La réussite économique de l'Allemagne ne fait pas débat en Europe. Cependant, elle fait désormais face à de nouveaux enjeux : émergence de la Chine, déclin démographique, révolution numérique. Eric Chaney, conseiller économique de l'Institut Montaigne, nous éclaire sur les défis qui attendent l'Allemagne dans les prochaines années.

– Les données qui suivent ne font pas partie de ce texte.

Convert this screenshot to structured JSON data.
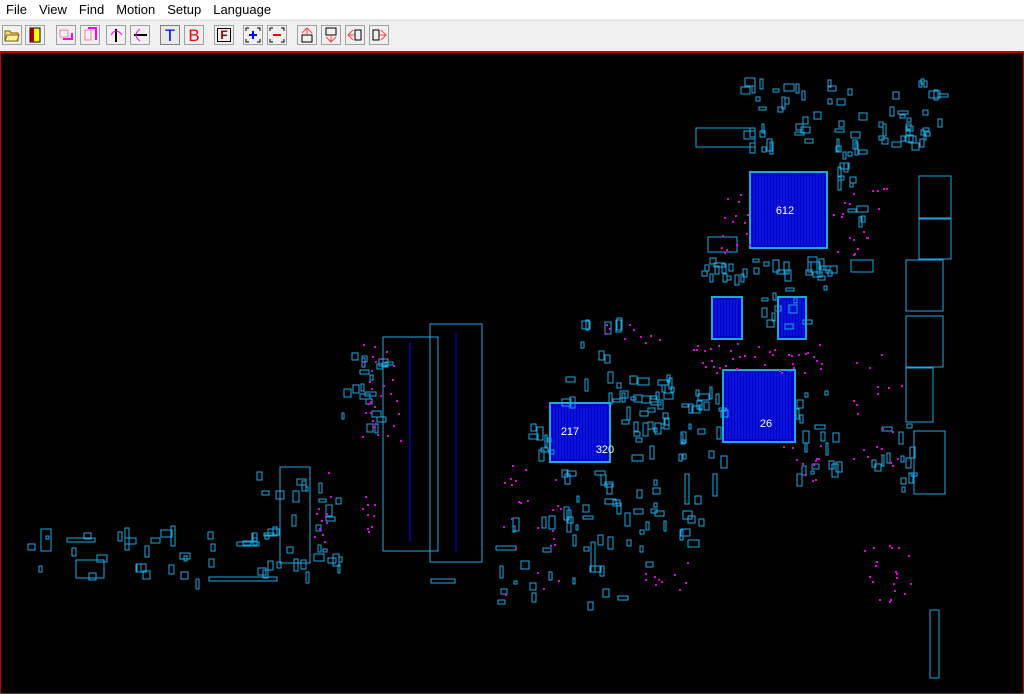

De l’autre côté du Rhin, une autre planète politique

Difficile d’imaginer des débats aussi radicalement différents que celui qui opposa Angela Merkel à Martin Schulz le 3 septembre dernier et celui qui vit s’affronter Marine Le Pen et Emmanuel Macron cinq mois plus tôt. Certes, on se montre plus courtois et consensuel dans le débat politique en Allemagne, mais les situations économiques respectives des deux pays y sont aussi pour beaucoup. Si le débat en France tourne autour de la mondialisation – faut-il s’en protéger, voire s’en écarter ? –, sur la gouvernance de la zone euro ou la nécessité ou non de réformer notre modèle social, ces sujets sont absents de la campagne électorale allemande. Outre-Rhin, on considère que sur chacun de ces thèmes l’état des choses est plutôt bon ; on préfère débattre de la gestion d’une économie en grande forme, de l’opportunité de baisser tel ou tel impôt, ou du nombre d’immigrants dont le pays a besoin, alors même que les employeurs se plaignent d’une pénurie de main d’œuvre.

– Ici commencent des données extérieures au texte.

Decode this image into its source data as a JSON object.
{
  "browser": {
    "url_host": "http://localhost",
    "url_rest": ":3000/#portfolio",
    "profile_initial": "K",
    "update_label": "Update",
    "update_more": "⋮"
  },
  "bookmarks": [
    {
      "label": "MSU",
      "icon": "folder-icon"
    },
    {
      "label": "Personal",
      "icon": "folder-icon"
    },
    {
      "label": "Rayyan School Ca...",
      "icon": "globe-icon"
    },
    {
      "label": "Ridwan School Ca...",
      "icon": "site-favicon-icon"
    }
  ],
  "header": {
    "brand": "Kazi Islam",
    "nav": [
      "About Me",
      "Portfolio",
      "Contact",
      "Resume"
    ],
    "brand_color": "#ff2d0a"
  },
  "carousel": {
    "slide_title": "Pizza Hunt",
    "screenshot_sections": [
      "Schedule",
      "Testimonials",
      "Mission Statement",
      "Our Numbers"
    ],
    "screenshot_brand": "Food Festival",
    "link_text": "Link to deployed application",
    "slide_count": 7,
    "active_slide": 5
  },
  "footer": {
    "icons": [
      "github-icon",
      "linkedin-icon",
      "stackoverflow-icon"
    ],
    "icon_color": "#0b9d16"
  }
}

En revanche, dans les deux pays, le débat est plus discret sur les défis à long terme. Qu’il s’agisse par exemple de la soutenabilité de la dette publique et du régime de retraite en France ou, en Allemagne, du vieillissement de la population, de la préservation de ses avantages compétitifs, souvent associés à un modèle social qui va devoir s’adapter à l’ère de l’uberisation, ou encore de la dépendance à la croissance de ses marchés à l’exportation.

Depuis 1998, le chômage a baissé six fois plus vite en Allemagne qu’en France

Un état des lieux comparatif aidera à comprendre comment deux pays voisins, aux économies fortement imbriquées et dont le taux de change est pratiquement fixe depuis 1983 peuvent connaître des situations politiques aussi divergentes. En 1998, à la veille de la création de l’euro, le PIB par habitant d’une Allemagne encore marquée par le choc de l’unification était inférieur à celui de la France de 3,9 %. En 2016, il était 4,3 % plus élevé. Depuis 1998, la richesse a augmenté de 26,1 % en Allemagne, contre 17,1 % en France, soit une perte relative d’environ 8 % (1). De décembre 1998 à juillet 2016, le taux de chômage a baissé de 5,3 points en Allemagne, tombant à 3,7 %, tandis qu’il ne régressait que de 0,9 point en France, à 9,8 % (2), soit une décrue six fois plus lente.

Rien d’étonnant, donc, à ce que le débat tourne autour de "comment changer la situation" en France tandis qu’en Allemagne, on pense qu’il ne faut la modifier qu’à la marge. Une des questions centrales du débat est donc celle de la réduction des inégalités de revenu qui se sont creusées entre individus et entre régions. En effet, malgré l’énormité des subventions versées par les Länder de l’Ouest vers ceux de l’Est, qui perdurent aujourd’hui par le biais de l’impôt de solidarité, le rattrapage économique est loin d’être satisfaisant.

La mutation allemande, conséquence de la crise causée par l’unification…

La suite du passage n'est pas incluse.